Competing interests The authors declare no competing or financial interests.

Figures

Fig. 1.
Fig. 1.
Karyotypes of Mus musculus domesticus. (A) The laboratory strain of M. m. domesticus has a karyotype of 20 pairs of telocentric chromosomes, in which the centromeres are immediately adjacent to telomeres. Centromeres of all the chromosomes are composed of two types of satellite DNA: minor satellite DNA, where the kinetochore assembles; and major satellite DNA, where the site of sister chromatid cohesion is located. (B) A karyotype is shown from a M. m. domesticus individual from the small volcanic island of Madeira (Britton-Davidian et al., 2000). This karyotype has 11 pairs of metacentric chromosomes that are the result of fusions of the chromosomes indicated. This karyotype is one of six distinct chromosomal ‘races’ documented on Madeira, which are separated from each other by mountain barriers.
Fig. 2.
Fig. 2.
Human karyotypes. (A) A typical human karyotype with 23 pairs of chromosomes is shown. Chromosomes 13, 14, 15, 21 and 22 are acrocentric, with a short p arm between the centromere (yellow) and the telomere. These chromosomes share regions of striking homology on their p arms, termed PHRs, indicated by the darker color bands. PHRs range in size from 0.7 Mb to 6.5 Mb in the CHM13 genome. Black bands indicate ribosomal DNA arrays. (B) Karyotype depicting a fusion between chromosomes 13 and 14, the most common ROB event in humans. (C) Karyotype depicting a fusion between chromosomes 14 and 21, along with two normal copies of chromosome 21. This karyotype has a normal number of chromosomes but is effectively trisomic for chromosome 21, representing the karyotype of an individual with Down's syndrome.
Fig. 3.
Fig. 3.
A model for the formation of human Robertsonian chromosomes. (A) Chromosomes 13, 14 and 21, with PHRs shown in darker colors. Centromeres are depicted in yellow. Within each PHR is a macrosatellite DNA array called SST1, which is depicted by an arrowhead.
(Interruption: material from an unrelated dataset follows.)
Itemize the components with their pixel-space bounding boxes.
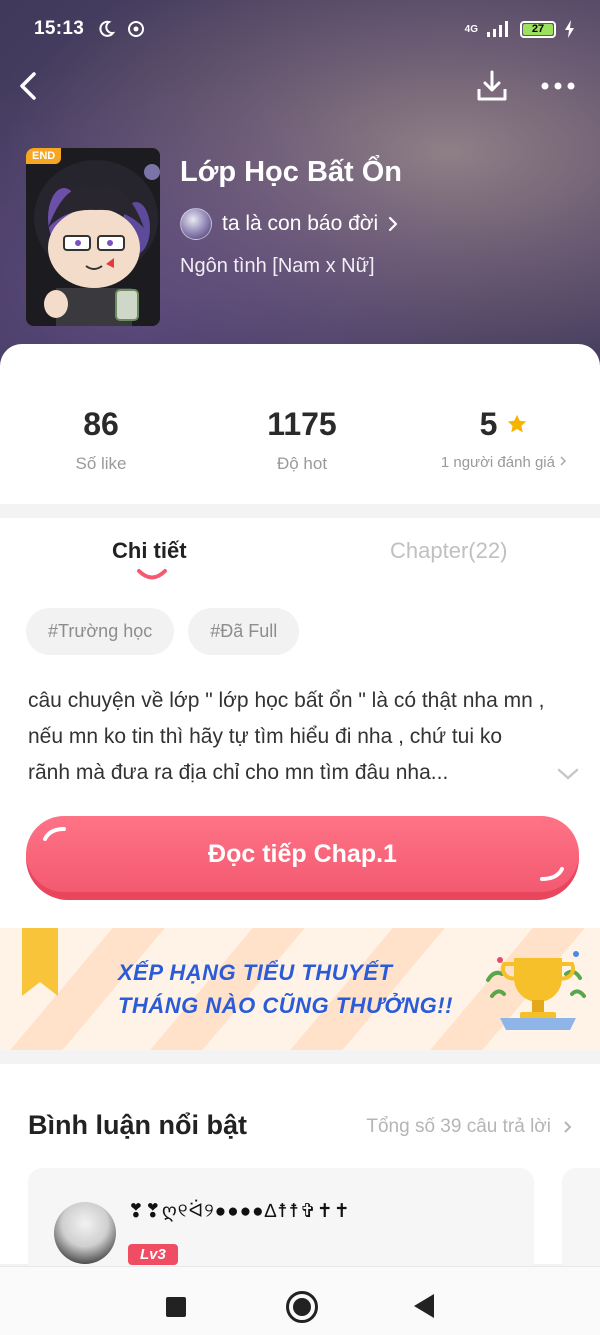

The SST1 array contains predicted binding sites for the meiotic protein PRDM9 and is inverted on chromosome 14. A crossover recombination event between chromosome 14 and either chromosome 13 or chromosome 21 will result in the fusion of the two long chromosome arms and the two short (p) arms. The joined p arms, containing part of each PHR, the ribosomal DNA (rDNA) and distal junction sequences, satellite DNAs, and telomeres, are predicted to be lost because they do not have a centromere. The fusion of the long arms will result in a ROB containing SST1 repeats at the breakpoint, flanked by two centromeres, and no ribosomal DNA. (B) This fusion event is facilitated by 3D proximity of the PHRs, which can occur when rDNA arrays from non-homologous chromosomes share the same nucleolus.